Zehn Jahre nach Libro-Pleite Haftstrafen für die Ex-Chefs
WIENER NEUSTADT. Im Jahr 2001 ist die Buch- und Papierhandelskette Libro in die Insolvenz geschlittert. Am Dienstag wurden vier Verantwortliche, unter anderen die Ex-Manager Rettberg und Knöbl, zu mehrjährigen Haftstrafen verurteilt.
Der ehemalige Vorstandschef Andre Rettberg muss nun insgesamt vier Jahre und zwei Monate in das Gefängnis, sollte die gestrige Verurteilung von dreieinhalb Jahren rechtskräftig werden. Er war bereits 2006 wegen versuchter betrügerischer Krida zu drei Jahren Haft verdonnert worden, davon acht Monate unbedingt. Diese Strafe hat er aber noch nicht angetreten.

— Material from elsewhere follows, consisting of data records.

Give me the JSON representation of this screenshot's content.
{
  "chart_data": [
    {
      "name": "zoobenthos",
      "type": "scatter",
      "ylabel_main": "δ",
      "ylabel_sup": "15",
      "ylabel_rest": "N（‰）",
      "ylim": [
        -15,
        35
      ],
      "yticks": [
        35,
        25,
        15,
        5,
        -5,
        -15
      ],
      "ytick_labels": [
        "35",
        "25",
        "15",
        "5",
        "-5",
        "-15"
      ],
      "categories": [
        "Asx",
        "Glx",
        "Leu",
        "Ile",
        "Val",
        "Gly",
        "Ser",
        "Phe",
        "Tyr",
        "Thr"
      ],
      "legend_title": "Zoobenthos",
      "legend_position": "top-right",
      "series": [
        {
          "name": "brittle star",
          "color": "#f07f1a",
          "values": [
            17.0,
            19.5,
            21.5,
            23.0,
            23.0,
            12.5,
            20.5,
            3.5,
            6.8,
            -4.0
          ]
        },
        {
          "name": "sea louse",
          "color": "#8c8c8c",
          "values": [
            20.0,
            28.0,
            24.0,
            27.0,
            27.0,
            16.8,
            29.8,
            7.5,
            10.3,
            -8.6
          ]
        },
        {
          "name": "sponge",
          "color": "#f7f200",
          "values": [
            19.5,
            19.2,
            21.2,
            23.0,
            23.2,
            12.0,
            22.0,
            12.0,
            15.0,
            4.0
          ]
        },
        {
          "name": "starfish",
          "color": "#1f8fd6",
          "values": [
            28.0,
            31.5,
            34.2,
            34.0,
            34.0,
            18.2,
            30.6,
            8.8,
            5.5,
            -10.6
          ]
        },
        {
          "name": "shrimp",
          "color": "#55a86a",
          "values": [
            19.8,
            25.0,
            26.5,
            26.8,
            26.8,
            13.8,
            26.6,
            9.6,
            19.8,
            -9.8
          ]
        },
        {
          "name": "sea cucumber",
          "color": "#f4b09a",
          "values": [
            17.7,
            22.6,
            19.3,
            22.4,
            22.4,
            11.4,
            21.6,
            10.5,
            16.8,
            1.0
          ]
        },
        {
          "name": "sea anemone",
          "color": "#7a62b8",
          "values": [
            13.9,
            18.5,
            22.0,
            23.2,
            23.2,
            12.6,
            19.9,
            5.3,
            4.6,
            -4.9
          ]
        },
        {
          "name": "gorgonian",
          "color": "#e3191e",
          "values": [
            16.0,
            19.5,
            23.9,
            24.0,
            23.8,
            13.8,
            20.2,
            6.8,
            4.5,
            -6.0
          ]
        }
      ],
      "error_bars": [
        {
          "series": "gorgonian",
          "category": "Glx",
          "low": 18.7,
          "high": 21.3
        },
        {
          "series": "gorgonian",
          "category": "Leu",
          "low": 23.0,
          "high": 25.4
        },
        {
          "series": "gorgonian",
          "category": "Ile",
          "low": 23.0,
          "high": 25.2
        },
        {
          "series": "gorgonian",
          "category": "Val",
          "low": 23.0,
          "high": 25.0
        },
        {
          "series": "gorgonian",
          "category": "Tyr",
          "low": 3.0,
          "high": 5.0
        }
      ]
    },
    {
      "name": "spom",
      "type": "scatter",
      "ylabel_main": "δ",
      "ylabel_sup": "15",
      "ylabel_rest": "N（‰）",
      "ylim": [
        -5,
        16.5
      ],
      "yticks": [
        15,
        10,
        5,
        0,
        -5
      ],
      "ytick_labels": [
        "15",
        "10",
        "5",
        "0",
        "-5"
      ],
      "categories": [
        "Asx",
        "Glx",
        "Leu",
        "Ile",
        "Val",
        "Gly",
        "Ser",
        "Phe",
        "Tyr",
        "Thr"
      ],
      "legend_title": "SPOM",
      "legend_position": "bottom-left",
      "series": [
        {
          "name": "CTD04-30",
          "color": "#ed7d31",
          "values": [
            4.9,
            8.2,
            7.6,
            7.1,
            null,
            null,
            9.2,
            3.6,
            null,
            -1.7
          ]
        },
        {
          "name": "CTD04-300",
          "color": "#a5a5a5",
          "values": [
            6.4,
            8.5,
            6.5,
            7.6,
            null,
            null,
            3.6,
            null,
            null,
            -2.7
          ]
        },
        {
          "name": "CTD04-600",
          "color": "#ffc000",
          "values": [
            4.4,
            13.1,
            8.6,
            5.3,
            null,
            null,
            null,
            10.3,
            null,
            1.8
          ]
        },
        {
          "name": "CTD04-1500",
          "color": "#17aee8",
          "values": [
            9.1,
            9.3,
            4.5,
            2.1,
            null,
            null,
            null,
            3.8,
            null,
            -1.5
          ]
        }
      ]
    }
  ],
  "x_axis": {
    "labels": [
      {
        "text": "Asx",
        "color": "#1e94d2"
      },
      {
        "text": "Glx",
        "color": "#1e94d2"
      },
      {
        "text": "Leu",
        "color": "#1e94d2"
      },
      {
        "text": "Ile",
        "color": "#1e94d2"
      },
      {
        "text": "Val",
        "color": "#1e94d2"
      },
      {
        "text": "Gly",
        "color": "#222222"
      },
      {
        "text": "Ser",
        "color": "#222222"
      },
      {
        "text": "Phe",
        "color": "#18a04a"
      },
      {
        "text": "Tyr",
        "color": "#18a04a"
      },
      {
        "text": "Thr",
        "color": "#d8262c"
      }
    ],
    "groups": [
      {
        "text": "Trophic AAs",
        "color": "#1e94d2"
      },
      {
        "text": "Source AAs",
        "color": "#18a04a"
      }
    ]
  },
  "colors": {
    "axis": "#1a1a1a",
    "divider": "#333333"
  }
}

Nun wurden Rettberg und drei andere Angeklagte wegen Untreue und Bilanzfälschung schuldig gesprochen. Betroffen sind auch Ex-Finanzchef Johann Knöbl (vier Jahre), der frühere Libro-Wirtschaftsprüfer Bernhard Huppmann und Ex-Aufsichtsratschef Kurt Stiassny (jeweils drei Jahre, davon eines unbedingt).
Freigesprochen wurde der ehemalige Aufsichtsrats-Vizepräsident Christian Nowotny. Die Verteidiger aller vier Verurteilten haben gegen die Strafhöhe berufen und Nichtigkeitsbeschwerden angekündigt. Damit sind die Schuldsprüche nicht rechtskräftig. Vom Vorwurf des schweren Betrugs wurden alle fünf freigesprochen.
Die Staatsanwaltschaft hatte den Angeklagten vorgeworfen, die Libro-Bilanz rechtswidrig für den Börsegang geschönt zu haben. „Dass Rettberg eine Bilanz nicht lesen konnte, davon ging der Senat nicht aus“, sagt die Richterin Birgit Borns.
Der Schöffensenat bezifferte im Urteil den in der Bilanz 1998/99 ausgewiesenen Gewinn als um 133 Millionen Schilling (9,67 Millionen Euro) zu hoch. Die Ex-Manager hätten eine „gemäß Aktiengesetz verbotene Sonderdividende“ von 440 Millionen Schilling an die Zwischengesellschaft UDAG verfügt. Borns: Zwar könne eine Sonderdividende fremdfinanziert werden, allerdings „muss ein Gewinn vorliegen“.
Auf die Strafhöhe haben sich laut der Richterin die bisherige Unbescholtenheit und die lange Verfahrensdauer mildernd ausgewirkt. Alleine wegen letzterem Umstand seien die Strafen um 18 Monate herabgesetzt worden. Als strafverschärfend wurden die Begehung mehrerer Taten und die hohen Schadensbeträge gewertet.
Die Angeklagten verfolgten die Urteilsverkündung im Landesgericht Wiener Neustadt mit steinernen Mienen. Richterin Borns bedankte sich bei den Ermittlungsbehörden für das „gründliche Vorverfahren“. Das sei so gewesen, wie man es sich als Richter wünsche.